Sonríe de medio lado, pero no está contento.
—¿Sabes lo que son las personas "de mentira"? —me pregunta.
Niego con la cabeza. Doy otro sorbo al café.
—Son las que parecen ejemplares, se esfuerzan por ser correctas, guapas, trabajadoras, impecables. Tienen una máscara perfecta muy trabajada. Les resultan encantadoras a casi todos, al menos los primeros cinco minutos. Pero luego, están vacías por dentro. Así es mi madre. Y mi ex. Viven hacia fuera. Porque su interior no tiene nada que ofrecer.
Le miro. Está removiendo su café con el palito de plástico y su expresión refleja una tristeza plomiza acumulada durante varios años. Como si todo lo malo hubiese creado alguna clase de sedimento negruzco sobre su alma.
—Pero es tu madre y tu padre la quiere como es, ¿no?
Levanta la mirada y me observa divertido.
—Mi padre no la dejó porque ella se hubiese quedado en la calle. Llevan más de treinta años sin compartir la misma cama —revela—. Por eso me divorcié, entre otras cosas. Porque quiero tener una mujer con la que me guste dormir todas las noches y sin la cual no pueda conciliar el sueño.
Agarra mi mano y me estremezco.
—Me parece un buen motivo para divorciarse —digo—. Menos mal que no tuvisteis hijos... ¿No?
—No, gracias a Dios, no. Hay madres que no se las deseo a nadie.
Nos damos media vuelta. Me gusta como me cuenta las cosas. Dice lo que quiere sin rodeos.

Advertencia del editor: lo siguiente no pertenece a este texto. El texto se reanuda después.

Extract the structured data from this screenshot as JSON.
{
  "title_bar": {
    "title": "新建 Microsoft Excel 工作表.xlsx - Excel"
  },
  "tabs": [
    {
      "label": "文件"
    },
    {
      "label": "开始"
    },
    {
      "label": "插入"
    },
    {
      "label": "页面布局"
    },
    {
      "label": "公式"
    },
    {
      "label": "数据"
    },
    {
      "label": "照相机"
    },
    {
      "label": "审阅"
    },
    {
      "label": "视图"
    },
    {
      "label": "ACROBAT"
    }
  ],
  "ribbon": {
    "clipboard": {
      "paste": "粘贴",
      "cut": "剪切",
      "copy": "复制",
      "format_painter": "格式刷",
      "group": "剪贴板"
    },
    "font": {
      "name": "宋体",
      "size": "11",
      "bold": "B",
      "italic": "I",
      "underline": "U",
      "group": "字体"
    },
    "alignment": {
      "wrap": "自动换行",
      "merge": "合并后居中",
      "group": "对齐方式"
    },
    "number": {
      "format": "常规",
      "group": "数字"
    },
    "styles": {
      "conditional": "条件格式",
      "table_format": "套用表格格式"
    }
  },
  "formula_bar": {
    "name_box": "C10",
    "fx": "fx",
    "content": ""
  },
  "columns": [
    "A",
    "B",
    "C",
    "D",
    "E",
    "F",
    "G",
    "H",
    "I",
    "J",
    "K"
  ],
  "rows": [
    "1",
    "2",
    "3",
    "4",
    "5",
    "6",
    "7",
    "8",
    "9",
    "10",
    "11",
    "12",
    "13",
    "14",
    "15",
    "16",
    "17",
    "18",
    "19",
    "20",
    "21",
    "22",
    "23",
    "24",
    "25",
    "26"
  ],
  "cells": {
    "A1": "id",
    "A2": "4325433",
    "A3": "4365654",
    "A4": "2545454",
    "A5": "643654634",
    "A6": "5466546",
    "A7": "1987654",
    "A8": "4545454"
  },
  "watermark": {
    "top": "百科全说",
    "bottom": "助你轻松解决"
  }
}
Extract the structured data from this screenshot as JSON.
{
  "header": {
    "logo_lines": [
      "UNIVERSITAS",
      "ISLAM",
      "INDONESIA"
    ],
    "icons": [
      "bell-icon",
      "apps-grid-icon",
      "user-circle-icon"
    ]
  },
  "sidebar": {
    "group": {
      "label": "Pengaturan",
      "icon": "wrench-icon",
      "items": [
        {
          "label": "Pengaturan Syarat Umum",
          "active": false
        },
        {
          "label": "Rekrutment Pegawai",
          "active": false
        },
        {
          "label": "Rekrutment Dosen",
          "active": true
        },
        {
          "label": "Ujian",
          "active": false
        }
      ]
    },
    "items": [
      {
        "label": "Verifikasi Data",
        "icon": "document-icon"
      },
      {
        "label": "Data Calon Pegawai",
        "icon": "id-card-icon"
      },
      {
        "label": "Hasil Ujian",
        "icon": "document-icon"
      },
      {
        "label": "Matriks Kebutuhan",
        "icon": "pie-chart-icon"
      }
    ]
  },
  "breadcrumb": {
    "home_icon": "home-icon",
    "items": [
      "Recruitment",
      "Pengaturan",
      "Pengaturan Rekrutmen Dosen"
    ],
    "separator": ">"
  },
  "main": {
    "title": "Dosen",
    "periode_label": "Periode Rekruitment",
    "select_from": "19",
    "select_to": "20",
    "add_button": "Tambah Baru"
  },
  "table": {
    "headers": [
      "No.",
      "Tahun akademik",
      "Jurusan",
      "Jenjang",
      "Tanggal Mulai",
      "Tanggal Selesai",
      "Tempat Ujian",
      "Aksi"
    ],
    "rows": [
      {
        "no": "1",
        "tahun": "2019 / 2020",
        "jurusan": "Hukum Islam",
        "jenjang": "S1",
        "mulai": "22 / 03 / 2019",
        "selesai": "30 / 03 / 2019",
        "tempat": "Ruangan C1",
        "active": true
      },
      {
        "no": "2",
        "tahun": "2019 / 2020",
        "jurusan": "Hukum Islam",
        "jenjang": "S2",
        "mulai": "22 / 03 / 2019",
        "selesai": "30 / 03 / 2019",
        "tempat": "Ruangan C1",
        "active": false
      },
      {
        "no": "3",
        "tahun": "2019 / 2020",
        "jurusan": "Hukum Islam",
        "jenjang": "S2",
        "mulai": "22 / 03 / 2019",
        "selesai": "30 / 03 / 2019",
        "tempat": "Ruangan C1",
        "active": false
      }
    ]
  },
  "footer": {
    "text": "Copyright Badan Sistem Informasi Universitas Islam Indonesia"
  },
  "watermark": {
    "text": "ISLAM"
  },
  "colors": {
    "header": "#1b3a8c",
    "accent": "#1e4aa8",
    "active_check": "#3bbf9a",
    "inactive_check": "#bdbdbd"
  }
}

Impulsivamente alargo mi brazo hacia su espalda y la acaricio con los dedos. Recorro su espina dorsal, desde la base de su cuello hasta su cintura. Casi puedo notar como sus músculos se destensan a mi paso, es algo que le relaja (o le relajaba hace años). Se gira súbitamente y me mira con intensidad.
—¿Ves? Por eso va a funcionar —susurra en mi oído.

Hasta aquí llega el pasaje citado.